ラフマニノフ ある愛の調べ |
破産した両親に放っておかれた12歳のラフマニノフはモスクワ音楽院の教授ズヴェレフに才能を認められ、養育と熱心な音楽の指導を受けるもピアニストとしての精進を求める教授に対し、作曲する事に目覚めてしまったラフマニノフは対立、さらに年上の富豪女アンナとの恋愛にのめりこんで素行が乱れていった・・・やがてラフマニノフはアンナのために書いた「交響曲第1番」を完成させ演奏会を開催するが指揮にあたった酔っ払い指揮者のせいで演奏会は大失敗に終わりアンナにも去られてしまって、失墜の中彼を励ましたの従姉妹のナタ-シャだったが、やがて女子高の教職についたラフマニノフは彼の音楽のファンながらマルクス主義に心酔するマリアンナに恋し「交響曲第2番」を完成させ演奏会も大成功するが、マルクス主義のコミュニティは彼にはあわず、苦しい時に力になってくれたナターシャの愛に気付いて結婚する。

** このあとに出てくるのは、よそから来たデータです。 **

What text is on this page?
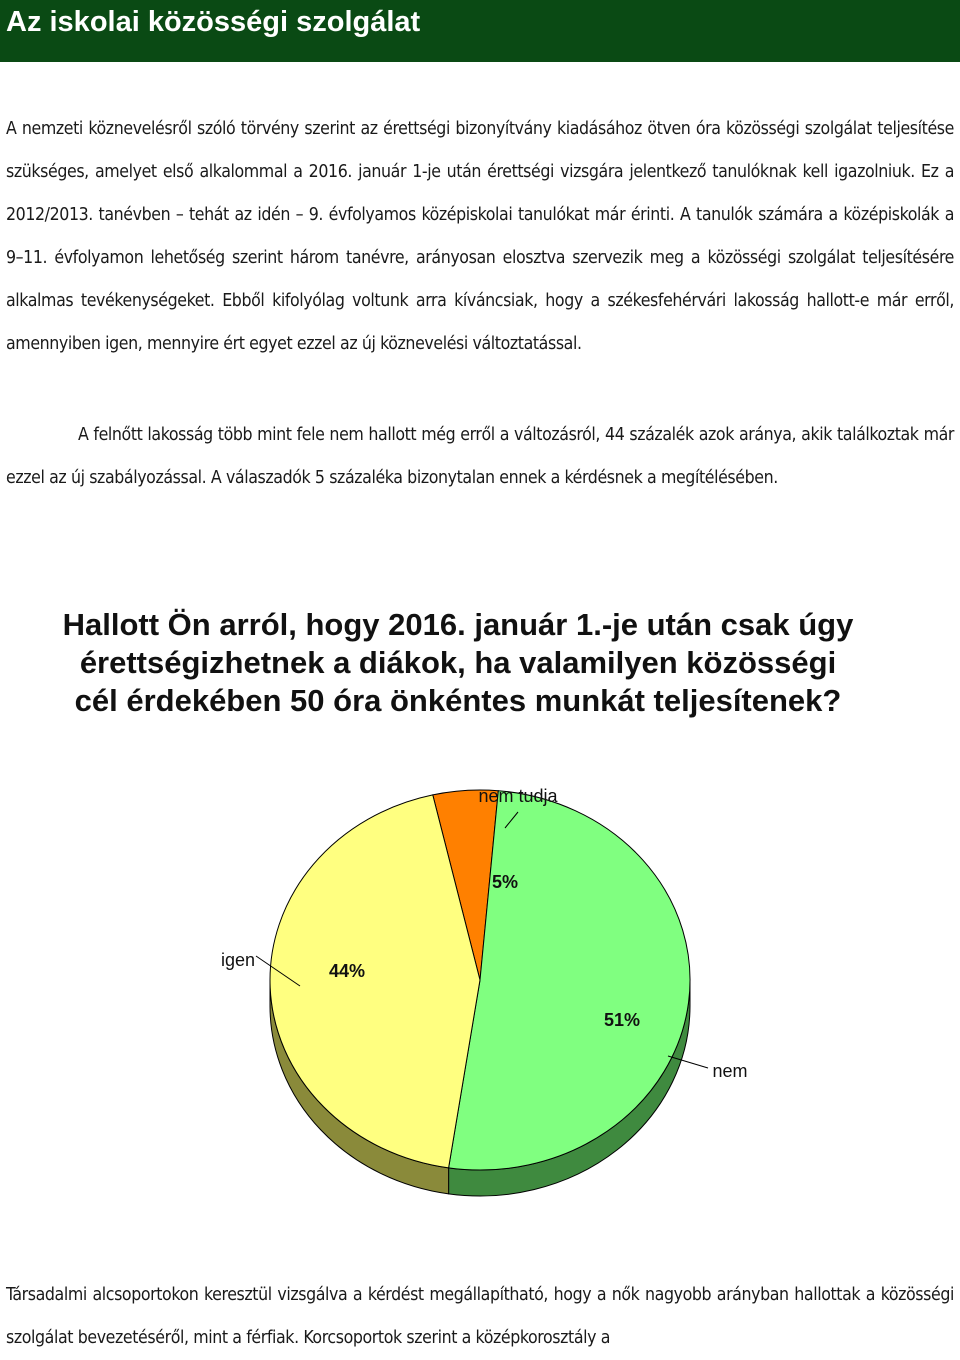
Az iskolai közösségi szolgálat

A nemzeti köznevelésről szóló törvény szerint az érettségi bizonyítvány kiadásához ötven óra közösségi szolgálat teljesítése szükséges, amelyet első alkalommal a 2016. január 1-je után érettségi vizsgára jelentkező tanulóknak kell igazolniuk. Ez a 2012/2013. tanévben – tehát az idén – 9. évfolyamos középiskolai tanulókat már érinti. A tanulók számára a középiskolák a 9–11. évfolyamon lehetőség szerint három tanévre, arányosan elosztva szervezik meg a közösségi szolgálat teljesítésére alkalmas tevékenységeket. Ebből kifolyólag voltunk arra kíváncsiak, hogy a székesfehérvári lakosság hallott-e már erről, amennyiben igen, mennyire ért egyet ezzel az új köznevelési változtatással.

A felnőtt lakosság több mint fele nem hallott még erről a változásról, 44 százalék azok aránya, akik találkoztak már ezzel az új szabályozással. A válaszadók 5 százaléka bizonytalan ennek a kérdésnek a megítélésében.

Hallott Ön arról, hogy 2016. január 1.-je után csak úgy érettségizhetnek a diákok, ha valamilyen közösségi cél érdekében 50 óra önkéntes munkát teljesítenek?
nem tudja
5%
nem
51%
igen
44%

Társadalmi alcsoportokon keresztül vizsgálva a kérdést megállapítható, hogy a nők nagyobb arányban hallottak a közösségi szolgálat bevezetéséről, mint a férfiak. Korcsoportok szerint a középkorosztály a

しかし革命によって「ソ連」へと変わってしまったロシアはラフマニノフには住みにくい場所になってしまい、後に革命の闘士になっていたマリアンナの助けもあってナタ-シャと娘と一緒にアメリカへ亡命し、ピアノ会社社長のフレッドの助けもあって全米をめぐる演奏会は大成功するが、逆にラフマニノフの精神状態は悪くなっていき・・・・といった内容。
アメリカ演奏旅行をするラフマニノフやナタ-シャと過去のそれぞれの登場人物のエピソードが交錯しながらストーリーが展開していく構成であるが、ロシア映画なので当然アメリカでのシーンもみんなロシア語の上、何かそこにいるアメリカ人役の人たちのファッションとか描き方に凄い違和感があってラフマニノフがアメリカに来ている感じがしない・・・・っていくかキャラクター的にいかにもアメリカ人であるはずのヤリ手のピアノ会社社長のフレッド役のオッサンが目つきの悪いスキンヘッドでまるでKGBの恐い諜報員みたいに見えてくるし、恩師の教授や最初ナタ-シャが婚約していたドクターの役の俳優たちもコワモテでロシアン・マフィアみたい・・・・(苦笑)
それから肝心のラフマニノフだが、ずっと険しい顔つきでちょっと恐いし、失墜して夜の町をさまようシーンの不安定さなど映像表現がまるでサイコスリラー映画を見ているようで、そのうち人殺すシーンが登場したらどうしよう?とか変な妄想を生むほど異様な印象を受けた。
またラフマニノフの人生に関わる女性たちについてであるが、妖艶な年上女性アンナやマルクス主義傾倒のちょっと危険な女性徒マリアンナとの出会いによって新たな交響曲が生まれているものの、本当に彼を想い続けて彼に娘と安定をもたらした妻ナタ-シャといた10年には新曲が生まれないという状況はちょっと皮肉っぽい。
まあこのナタ-シャという女も登場シーンから強引に彼に会おうと教授の妹をいいくるめたり、何かとつきまとってストーカーみたいだったが・・・サイコなラフマニノフとある意味ピッタリな女性だったのかも?(笑)
最初予告を見た感じは美しい感じの芸術的映画という印象だったが、実際見てみて全く印象の違うちょっと「変な」映画だったし、ラストも「そこで終わり?」なシメ方でその後彼がどうなったとか全くクレジットもなしで少し中途半端な感じもした。
さすが音楽家の映画だけあって音楽の使い方や映画の所々に象徴的に登場する「ライラック」の花の存在、ロシアの美しい風景などは良かったが、全体としては妙な感じの映画という印象。